Open MikeJongen opened 2 years ago

MikeJongen commented 2 years ago

The board I am using (LPC55S69-EVK), does not reset the mma8652 sensor after a reset. So, the mma8652 still has old values in its registers, while the driver assumes the mma8652 has been reset. This is especially an issue when the mma8652 is still in active mode, and (most) registers cannot be changed (while the driver still executes functions like set_data_rate and set_scale without returning errors). Is this something the driver should be able to handle? For example, by reading the register values at startup or executing a sensor reset at startup?

Currently, I am using the reset function (of this driver) to reset the mma8652 at startup, and I encountered another issue. The reset also resets the I2C of the mma8652, so for about 200 us, all i2c communication with the mma8652 fails. Should the driver take this in account, and wait until the reset is complete? Or maybe add a note to the documentation?

eldruin commented 2 years ago

This is an interesting scenario. As you already propose, I see basically two ways to handle this:

  1. The driver reads all the registers and adapts itself to the current configuration.
  2. The device must be reset and reconfigured.

I see the initial appeal of approach 1. but it has some big downsides:

Provided the partial resets are not a frequent occurrence in the system / initialization delay is not critical, I would favor approach 2. as it seems more authoritative, there is "less that can go wrong" and is just simpler. The device boot time is unfortunate, though (the documentation states it takes 350-500us).

Whether the driver should take care of these delays or not is another interesting discussion. It should be noted that other operations also require some delay like turn-on time being something like 2/ODR + 1ms.
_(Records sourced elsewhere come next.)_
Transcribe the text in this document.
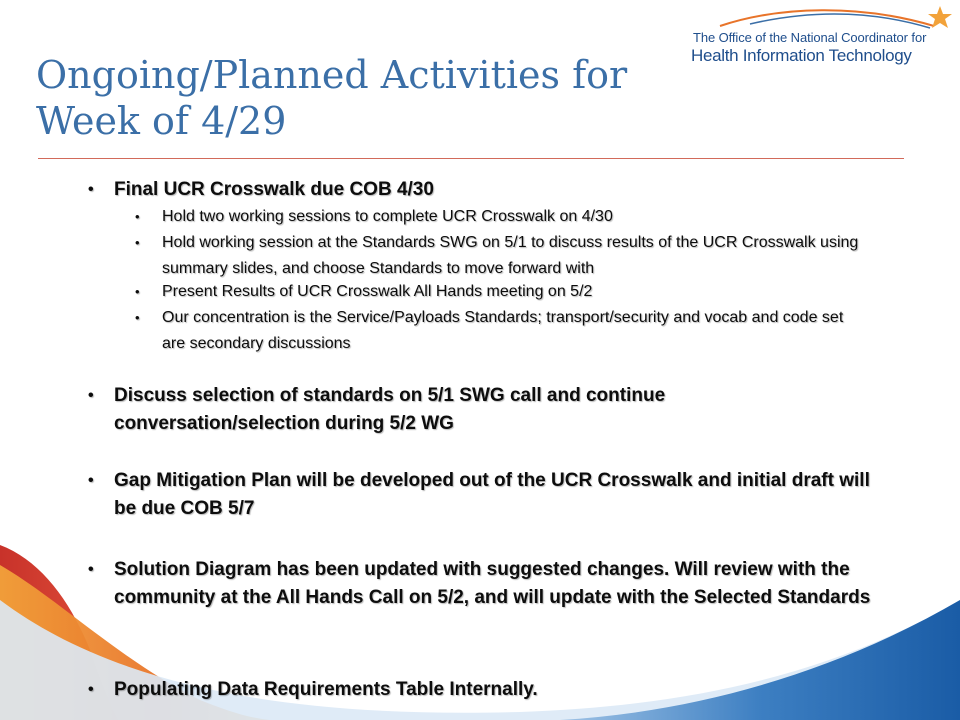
The Office of the National Coordinator for
Health Information Technology
Ongoing/Planned Activities for
Week of 4/29
• Final UCR Crosswalk due COB 4/30
• Hold two working sessions to complete UCR Crosswalk on 4/30
• Hold working session at the Standards SWG on 5/1 to discuss results of the UCR Crosswalk using summary slides, and choose Standards to move forward with
• Present Results of UCR Crosswalk All Hands meeting on 5/2
• Our concentration is the Service/Payloads Standards; transport/security and vocab and code set are secondary discussions
• Discuss selection of standards on 5/1 SWG call and continue conversation/selection during 5/2 WG
• Gap Mitigation Plan will be developed out of the UCR Crosswalk and initial draft will be due COB 5/7
• Solution Diagram has been updated with suggested changes. Will review with the community at the All Hands Call on 5/2, and will update with the Selected Standards
• Populating Data Requirements Table Internally.
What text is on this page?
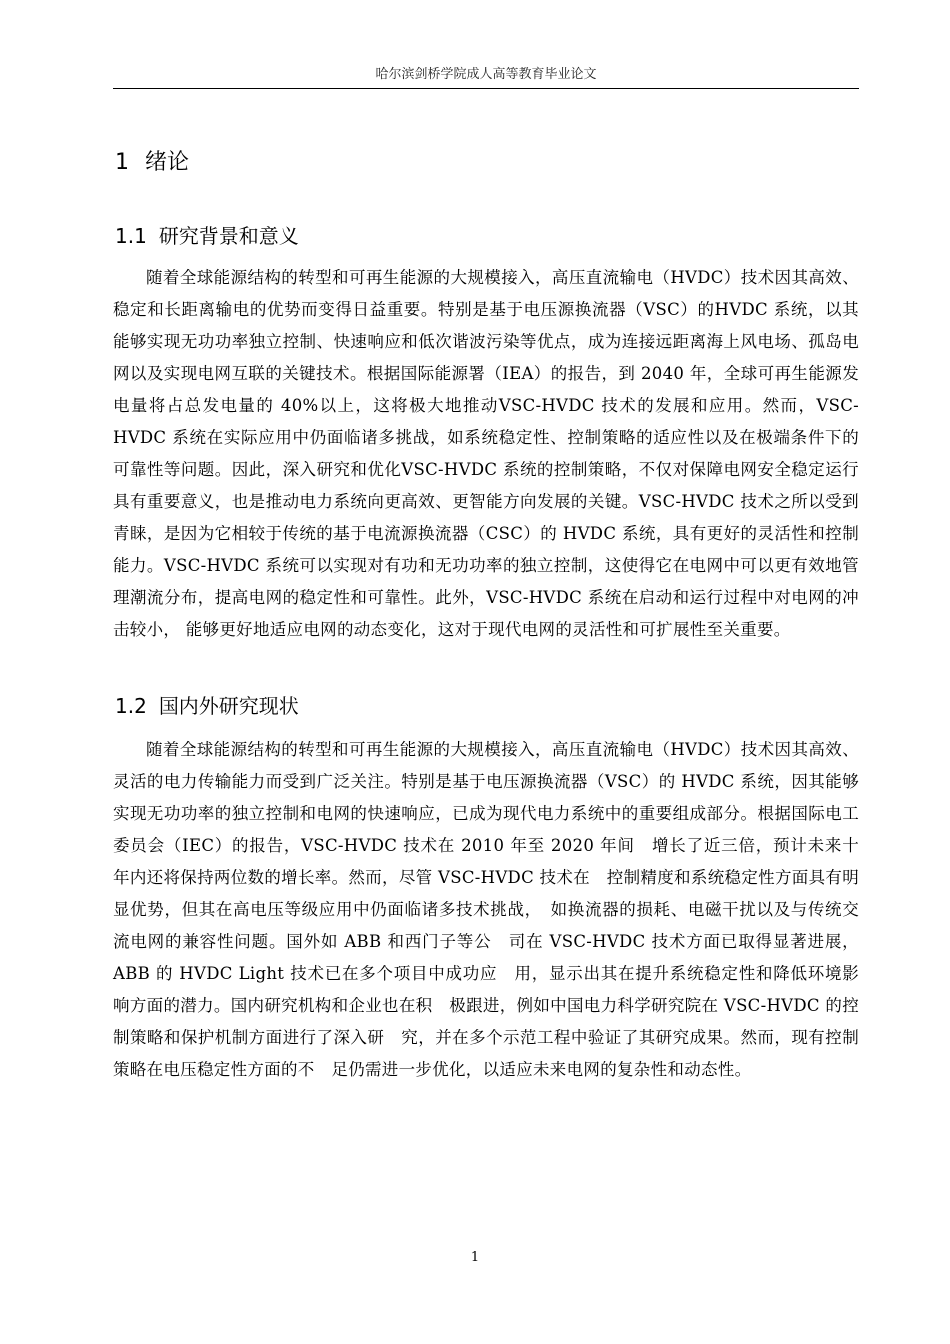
哈尔滨剑桥学院成人高等教育毕业论文
1 绪论
1.1 研究背景和意义

随着全球能源结构的转型和可再生能源的大规模接入，高压直流输电（HVDC）技术因其高效、稳定和长距离输电的优势而变得日益重要。特别是基于电压源换流器（VSC）的HVDC 系统，以其能够实现无功功率独立控制、快速响应和低次谐波污染等优点，成为连接远距离海上风电场、孤岛电网以及实现电网互联的关键技术。根据国际能源署（IEA）的报告，到 2040 年，全球可再生能源发电量将占总发电量的 40%以上，这将极大地推动VSC-HVDC 技术的发展和应用。然而，VSC-HVDC 系统在实际应用中仍面临诸多挑战，如系统稳定性、控制策略的适应性以及在极端条件下的可靠性等问题。因此，深入研究和优化VSC-HVDC 系统的控制策略，不仅对保障电网安全稳定运行具有重要意义，也是推动电力系统向更高效、更智能方向发展的关键。VSC-HVDC 技术之所以受到青睐，是因为它相较于传统的基于电流源换流器（CSC）的 HVDC 系统，具有更好的灵活性和控制能力。VSC-HVDC 系统可以实现对有功和无功功率的独立控制，这使得它在电网中可以更有效地管理潮流分布，提高电网的稳定性和可靠性。此外，VSC-HVDC 系统在启动和运行过程中对电网的冲击较小， 能够更好地适应电网的动态变化，这对于现代电网的灵活性和可扩展性至关重要。

1.2 国内外研究现状

随着全球能源结构的转型和可再生能源的大规模接入，高压直流输电（HVDC）技术因其高效、灵活的电力传输能力而受到广泛关注。特别是基于电压源换流器（VSC）的 HVDC 系统，因其能够实现无功功率的独立控制和电网的快速响应，已成为现代电力系统中的重要组成部分。根据国际电工委员会（IEC）的报告，VSC-HVDC 技术在 2010 年至 2020 年间　增长了近三倍，预计未来十年内还将保持两位数的增长率。然而，尽管 VSC-HVDC 技术在　控制精度和系统稳定性方面具有明显优势，但其在高电压等级应用中仍面临诸多技术挑战，　如换流器的损耗、电磁干扰以及与传统交流电网的兼容性问题。国外如 ABB 和西门子等公　司在 VSC-HVDC 技术方面已取得显著进展，ABB 的 HVDC Light 技术已在多个项目中成功应　用，显示出其在提升系统稳定性和降低环境影响方面的潜力。国内研究机构和企业也在积　极跟进，例如中国电力科学研究院在 VSC-HVDC 的控制策略和保护机制方面进行了深入研　究，并在多个示范工程中验证了其研究成果。然而，现有控制策略在电压稳定性方面的不　足仍需进一步优化，以适应未来电网的复杂性和动态性。

1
Actually in the lsm303agr driver, support for this was recently added so that now the driver waits the necessary time before returning. The cost being that it is necessary to provide a Delay object to the methods that need to wait for something and a forced delay when calling them (without this, you may do something else in the mean time if you can guarantee to take at least the time required for the change to be finalized).

If you are interested in contributing something like that here I would be open to it. Otherwise, you can do the delays in your user code as needed by the device. In any case I would be glad for a PR adding information about these delays to the documentation.